The picture below illustrates how to think of this system at a high level.
This is NOT a cluster, and it is not a system which will giv eyou root access. The system is a shared system (please be respectful of others in not hogging resources unnecessarily), not a virtualized one.
This IS a system with round-the-clock access to systems with Intel GPU Max series GPUs (PVCs).
This Readme files has a lot of detail, but you should start by focusing on only three things:
- Get an account on Intel® Developer Zone. If you have one, you do not need to create a new one. If you need one, sign up now - it is free and instant. Note: Intel employees also have an employee login option that is only usable internally (in the office, or externally via VPN) - just look for the "Employee Sign In" and click that instead of entering a username, etc. If you are an Intel employee, you can create an account with any non-Intel email in order to sign in without being on the corporate network.

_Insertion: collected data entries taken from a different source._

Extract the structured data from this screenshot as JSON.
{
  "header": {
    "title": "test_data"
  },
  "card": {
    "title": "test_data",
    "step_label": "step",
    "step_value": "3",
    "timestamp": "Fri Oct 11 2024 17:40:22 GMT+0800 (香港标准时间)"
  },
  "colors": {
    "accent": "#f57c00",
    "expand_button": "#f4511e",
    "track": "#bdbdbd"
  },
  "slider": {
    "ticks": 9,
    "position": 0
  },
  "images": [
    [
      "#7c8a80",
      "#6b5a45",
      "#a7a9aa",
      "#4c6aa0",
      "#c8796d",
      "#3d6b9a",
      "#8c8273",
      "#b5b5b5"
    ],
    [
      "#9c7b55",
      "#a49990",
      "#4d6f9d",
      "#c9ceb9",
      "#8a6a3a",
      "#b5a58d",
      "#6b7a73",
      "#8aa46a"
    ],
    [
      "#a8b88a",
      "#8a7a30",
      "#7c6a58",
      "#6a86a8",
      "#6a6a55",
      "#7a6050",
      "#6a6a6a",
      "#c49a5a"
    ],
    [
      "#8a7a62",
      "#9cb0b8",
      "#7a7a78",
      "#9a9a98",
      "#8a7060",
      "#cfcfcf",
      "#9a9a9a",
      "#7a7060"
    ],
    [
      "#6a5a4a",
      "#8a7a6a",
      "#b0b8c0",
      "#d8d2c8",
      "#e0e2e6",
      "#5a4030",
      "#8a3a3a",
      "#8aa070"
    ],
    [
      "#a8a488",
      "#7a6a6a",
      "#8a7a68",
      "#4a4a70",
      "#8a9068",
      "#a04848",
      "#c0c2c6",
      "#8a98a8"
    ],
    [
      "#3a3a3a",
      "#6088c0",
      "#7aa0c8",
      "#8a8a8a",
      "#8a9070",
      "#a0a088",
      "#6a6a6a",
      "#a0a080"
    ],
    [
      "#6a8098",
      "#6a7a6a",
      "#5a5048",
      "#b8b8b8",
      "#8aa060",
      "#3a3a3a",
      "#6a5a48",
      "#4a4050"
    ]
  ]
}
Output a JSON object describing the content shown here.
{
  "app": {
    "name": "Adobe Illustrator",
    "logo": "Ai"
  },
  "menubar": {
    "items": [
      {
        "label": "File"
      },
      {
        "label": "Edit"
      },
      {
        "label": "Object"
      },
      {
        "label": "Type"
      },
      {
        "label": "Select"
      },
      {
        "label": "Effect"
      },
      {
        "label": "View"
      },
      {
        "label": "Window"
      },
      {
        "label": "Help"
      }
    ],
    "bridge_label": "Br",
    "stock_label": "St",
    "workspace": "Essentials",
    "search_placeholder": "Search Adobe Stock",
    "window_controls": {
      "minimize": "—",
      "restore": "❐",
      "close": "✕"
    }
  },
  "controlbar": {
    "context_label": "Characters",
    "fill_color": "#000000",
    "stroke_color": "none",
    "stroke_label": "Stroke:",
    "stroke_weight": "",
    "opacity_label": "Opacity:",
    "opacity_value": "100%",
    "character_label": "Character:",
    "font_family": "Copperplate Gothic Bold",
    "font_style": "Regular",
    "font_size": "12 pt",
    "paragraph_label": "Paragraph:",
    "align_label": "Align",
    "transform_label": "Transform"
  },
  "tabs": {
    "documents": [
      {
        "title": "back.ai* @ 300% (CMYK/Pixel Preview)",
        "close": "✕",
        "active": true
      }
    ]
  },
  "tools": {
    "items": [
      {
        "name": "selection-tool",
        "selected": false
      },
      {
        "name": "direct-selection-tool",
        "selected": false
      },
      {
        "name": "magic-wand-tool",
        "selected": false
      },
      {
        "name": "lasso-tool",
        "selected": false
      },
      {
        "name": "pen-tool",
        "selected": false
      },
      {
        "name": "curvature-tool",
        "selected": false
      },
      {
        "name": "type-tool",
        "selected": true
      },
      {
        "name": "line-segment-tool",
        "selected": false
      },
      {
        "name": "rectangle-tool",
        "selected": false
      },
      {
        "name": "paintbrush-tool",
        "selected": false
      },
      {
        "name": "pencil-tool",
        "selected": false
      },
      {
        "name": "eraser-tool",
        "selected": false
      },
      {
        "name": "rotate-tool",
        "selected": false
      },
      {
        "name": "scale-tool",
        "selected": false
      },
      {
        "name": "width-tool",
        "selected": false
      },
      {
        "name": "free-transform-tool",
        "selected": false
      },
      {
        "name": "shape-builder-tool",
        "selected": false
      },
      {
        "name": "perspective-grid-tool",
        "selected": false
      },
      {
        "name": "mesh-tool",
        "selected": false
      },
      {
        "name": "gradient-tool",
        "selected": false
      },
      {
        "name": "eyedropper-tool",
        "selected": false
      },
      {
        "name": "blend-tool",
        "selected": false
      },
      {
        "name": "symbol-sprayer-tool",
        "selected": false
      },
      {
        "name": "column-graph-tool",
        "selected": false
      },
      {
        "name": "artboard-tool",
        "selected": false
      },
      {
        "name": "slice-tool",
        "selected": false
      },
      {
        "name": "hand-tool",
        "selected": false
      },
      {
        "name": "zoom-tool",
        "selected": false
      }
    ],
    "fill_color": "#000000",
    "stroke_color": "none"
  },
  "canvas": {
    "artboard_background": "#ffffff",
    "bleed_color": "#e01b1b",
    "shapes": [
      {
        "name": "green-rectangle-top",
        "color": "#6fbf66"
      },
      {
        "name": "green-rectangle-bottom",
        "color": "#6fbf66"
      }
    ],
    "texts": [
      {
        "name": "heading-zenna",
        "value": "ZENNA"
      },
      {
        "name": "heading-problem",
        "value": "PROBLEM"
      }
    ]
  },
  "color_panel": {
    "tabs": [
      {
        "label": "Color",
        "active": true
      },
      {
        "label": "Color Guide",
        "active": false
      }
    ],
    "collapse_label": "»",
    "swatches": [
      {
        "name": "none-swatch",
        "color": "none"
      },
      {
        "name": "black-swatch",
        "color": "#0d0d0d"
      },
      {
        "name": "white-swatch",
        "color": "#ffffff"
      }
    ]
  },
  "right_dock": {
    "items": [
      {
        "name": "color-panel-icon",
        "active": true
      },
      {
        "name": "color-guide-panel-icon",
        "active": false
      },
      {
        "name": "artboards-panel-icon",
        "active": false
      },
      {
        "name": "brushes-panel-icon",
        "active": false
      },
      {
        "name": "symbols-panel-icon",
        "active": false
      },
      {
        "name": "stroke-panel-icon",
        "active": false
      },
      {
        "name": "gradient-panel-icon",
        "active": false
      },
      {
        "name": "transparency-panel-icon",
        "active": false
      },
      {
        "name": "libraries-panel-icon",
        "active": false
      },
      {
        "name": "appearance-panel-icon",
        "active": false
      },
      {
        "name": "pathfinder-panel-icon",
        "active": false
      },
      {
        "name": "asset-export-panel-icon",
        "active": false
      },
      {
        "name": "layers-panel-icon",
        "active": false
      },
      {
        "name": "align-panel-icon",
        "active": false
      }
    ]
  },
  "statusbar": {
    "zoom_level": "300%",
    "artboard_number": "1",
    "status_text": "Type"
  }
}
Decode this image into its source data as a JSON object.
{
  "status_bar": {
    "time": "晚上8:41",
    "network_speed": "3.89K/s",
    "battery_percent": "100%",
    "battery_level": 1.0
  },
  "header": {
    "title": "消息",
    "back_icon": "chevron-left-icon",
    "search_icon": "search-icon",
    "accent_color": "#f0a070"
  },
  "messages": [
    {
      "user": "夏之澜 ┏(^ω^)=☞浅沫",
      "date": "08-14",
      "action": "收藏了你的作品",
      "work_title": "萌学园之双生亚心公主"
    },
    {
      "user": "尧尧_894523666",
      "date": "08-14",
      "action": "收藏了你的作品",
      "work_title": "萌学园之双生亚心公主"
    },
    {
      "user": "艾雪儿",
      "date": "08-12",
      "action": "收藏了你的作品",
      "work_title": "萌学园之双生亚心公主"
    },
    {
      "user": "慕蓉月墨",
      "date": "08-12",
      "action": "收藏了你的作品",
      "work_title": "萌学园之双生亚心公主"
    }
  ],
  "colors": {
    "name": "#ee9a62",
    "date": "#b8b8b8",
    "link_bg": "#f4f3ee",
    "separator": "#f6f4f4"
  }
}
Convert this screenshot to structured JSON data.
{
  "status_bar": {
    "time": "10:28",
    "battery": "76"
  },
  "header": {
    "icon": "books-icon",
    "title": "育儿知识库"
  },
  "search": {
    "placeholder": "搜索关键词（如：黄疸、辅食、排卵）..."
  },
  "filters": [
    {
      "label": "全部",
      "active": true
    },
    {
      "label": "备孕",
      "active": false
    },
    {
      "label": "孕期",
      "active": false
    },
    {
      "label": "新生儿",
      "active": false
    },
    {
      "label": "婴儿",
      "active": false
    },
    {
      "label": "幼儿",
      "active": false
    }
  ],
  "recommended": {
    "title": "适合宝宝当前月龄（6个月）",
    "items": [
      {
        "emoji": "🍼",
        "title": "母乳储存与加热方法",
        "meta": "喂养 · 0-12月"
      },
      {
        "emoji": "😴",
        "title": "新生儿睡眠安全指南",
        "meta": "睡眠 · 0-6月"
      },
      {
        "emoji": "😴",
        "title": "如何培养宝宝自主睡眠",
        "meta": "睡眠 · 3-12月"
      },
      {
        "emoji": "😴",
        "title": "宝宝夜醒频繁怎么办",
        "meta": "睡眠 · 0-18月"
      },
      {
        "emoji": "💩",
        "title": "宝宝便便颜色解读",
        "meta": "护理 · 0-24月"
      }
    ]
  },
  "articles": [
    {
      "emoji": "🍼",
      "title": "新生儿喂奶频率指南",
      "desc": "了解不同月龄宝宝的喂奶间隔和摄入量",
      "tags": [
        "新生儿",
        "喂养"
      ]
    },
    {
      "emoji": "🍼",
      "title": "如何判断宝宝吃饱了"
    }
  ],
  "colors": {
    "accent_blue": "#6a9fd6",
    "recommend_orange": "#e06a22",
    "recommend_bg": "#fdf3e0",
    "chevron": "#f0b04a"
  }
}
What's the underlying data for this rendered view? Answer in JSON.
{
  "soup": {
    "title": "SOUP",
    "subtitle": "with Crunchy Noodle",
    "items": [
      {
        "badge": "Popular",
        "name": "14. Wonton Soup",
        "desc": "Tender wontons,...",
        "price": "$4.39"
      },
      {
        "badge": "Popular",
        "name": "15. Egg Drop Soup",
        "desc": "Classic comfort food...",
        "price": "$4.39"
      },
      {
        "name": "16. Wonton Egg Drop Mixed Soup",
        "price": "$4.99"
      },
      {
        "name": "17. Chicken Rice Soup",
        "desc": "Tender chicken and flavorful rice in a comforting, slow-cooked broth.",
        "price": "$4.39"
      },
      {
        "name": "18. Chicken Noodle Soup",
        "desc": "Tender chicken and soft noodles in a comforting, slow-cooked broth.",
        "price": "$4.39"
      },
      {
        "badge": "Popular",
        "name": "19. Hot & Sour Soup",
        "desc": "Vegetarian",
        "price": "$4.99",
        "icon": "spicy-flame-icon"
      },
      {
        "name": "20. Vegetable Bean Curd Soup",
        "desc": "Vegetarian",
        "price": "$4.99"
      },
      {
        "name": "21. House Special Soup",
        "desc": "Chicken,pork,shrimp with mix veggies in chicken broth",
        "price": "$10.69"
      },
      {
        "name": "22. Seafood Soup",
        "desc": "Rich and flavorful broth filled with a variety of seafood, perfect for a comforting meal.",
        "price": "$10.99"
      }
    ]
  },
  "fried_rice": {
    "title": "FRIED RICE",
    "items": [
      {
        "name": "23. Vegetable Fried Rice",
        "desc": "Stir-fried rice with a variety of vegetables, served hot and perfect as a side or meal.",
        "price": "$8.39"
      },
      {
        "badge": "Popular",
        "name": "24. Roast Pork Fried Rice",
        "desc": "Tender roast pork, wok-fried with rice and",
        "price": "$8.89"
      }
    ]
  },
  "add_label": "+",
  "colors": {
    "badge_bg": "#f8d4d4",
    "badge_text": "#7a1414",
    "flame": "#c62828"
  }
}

- Have an Public-Private Authentication Key Pair that has ed25519 or RSA 4096 level of strength. If you have one, you do not need to create a new one. If you need one, follow SSH Setup instructions to create one (free and instant). With your key, we recommend setting up your config file to make ssh easy (see SSH .config Client Setup).
- Create and use the service - it is free and instant (no need to enter any payment information - no credit card needed). Everyone can schedule and deploy the service with Intel® Developer Cloud management console. From there pick
Scheduled access - Intel® Max Series GPU (PVC) on 4th Gen Intel® Xeon® processors - 1100 series (4x)
. Intel employees wanting to use their employee login, should get on the internal network (VPN) and go here and click Sign In.
These three steps will get you ON the system. You'll find more instructions on setting up an environment, using Jupyter, and more later in this Readme.
Here the process to get your account and access the service, described above, step-by-step.
To access the batch service, external users must register for an Intel® Developer Cloud user account, via the Sign Up button on the Intel® Developer Cloud landing page (http://cloud.intel.com) and follow the steps in the Intel Cloud registration process. Intel employees can use their existing intel.com credentials to access the Intel® Developer Cloud portal and select the batch service via the "Employee Sign In" link on this same page.
To register, press the ' Create the Account' button, as indicated:
In the new registration screen, fill out the registration input fields and press "Next: Verify your email" button.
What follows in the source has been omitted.